Looking ahead to the general election campaign, Sen. John McCain of Arizona vowed Monday to mount a serious and determined effort to win California, the nation's largest state that has been a safely "blue," or Democratic state, in presidential elections for the last 20 years.
"I just want to compete in California and I understand the drawbacks, the cost of media, all of those aspects of it," McCain said aboard his Straight Talk Express bus after a town hall-style event in Waco, Texas. "I think as a Western senator, I understand their issues. I think environmental issues are very important in California. I think I can appeal to the Hispanic voter. I think I can appeal to the Asian voter. I think I can appeal to the independent voter, which is a larger and larger percent of registered voters. I don't think as a candidate that I want to say we're not going to compete in the largest state in America, which is right next door to my home state of Arizona."
California has 55 electoral votes, far more than any other state. It has not gone Republican in a presidential election since George H.W. Bush defeated Michael Dukakis in the Golden State in 1988.
California has two Democratic senators, Dianne Feinstein and Barbara Boxer, but a Republican governor, Arnold Schwarzenegger, who was re-elected in 2006. Schwarzenegger has endorsed McCain.
McCain outlined his intention to run hard in California while discussing his plan to expand his electoral state strategy beyond that of George W. Bush's when he won in 2000 and 2004.
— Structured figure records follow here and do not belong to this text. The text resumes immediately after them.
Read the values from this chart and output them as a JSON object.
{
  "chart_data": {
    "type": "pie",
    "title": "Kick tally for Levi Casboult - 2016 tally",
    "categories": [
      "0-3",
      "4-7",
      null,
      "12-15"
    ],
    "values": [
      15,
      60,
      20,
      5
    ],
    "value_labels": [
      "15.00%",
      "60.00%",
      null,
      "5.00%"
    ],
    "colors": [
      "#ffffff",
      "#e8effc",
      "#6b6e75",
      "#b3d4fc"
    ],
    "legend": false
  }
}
"One thing I really will insist on is to campaign everywhere," he said. "As you know, sometimes you go to those states that you, quote, have to win. I think we've got to go to as many states as possible and as many areas as possible in the country, including competing in California. I think there are states that we can put in play that were not in play before."
In addition to California, Steve Schmidt, a senior adviser to McCain who worked on Schwarzenegger's 2006 campaign, cited Washington, Oregon, New Jersey, Pennsylvania, Connecticut, New Hampshire and Maine as states that went Democratic in 2004, but may be ripe for McCain to take in 2008.
"There are states that were not on the table -- blue in 2004 -- very much in play [this year]," Schmidt said. "I don't see any of the red states that were off the table [in 2004] becoming competitive for either Sen. [Barack] Obama or Sen. [Hillary] Clinton."
McCain said he would not fully make the transition to a general election campaign until he secures the 1,191-delegate majority needed to win the GOP nomination.
By his campaign's delegate count, it expects to surpass that "magic number" in the four Republican primaries that will be held today: Texas, Ohio, Rhode Island and Vermont.
Once McCain reaches 1,191, he said he can then begin enlisting help from the national party in devising strategy and summoning resources for the general election battle.
"We all know what we need to do once we've sewn it up," he said. "It's all obvious. What are the most important issues? What are the challenges? How do we motivate our base? Where do we need to spend our time and money?"
Signaling his belief that international affairs and national security are his strength against either Obama or Clinton, McCain spoke at length at two campaign stops Monday about the Russian presidential election -- "obviously an election that wouldn't pass the smell tests in any functioning democracy," he said -- Iran, the current violence between Israelis and Palestinians in Gaza and mounting tensions between Colombia and Venezuela.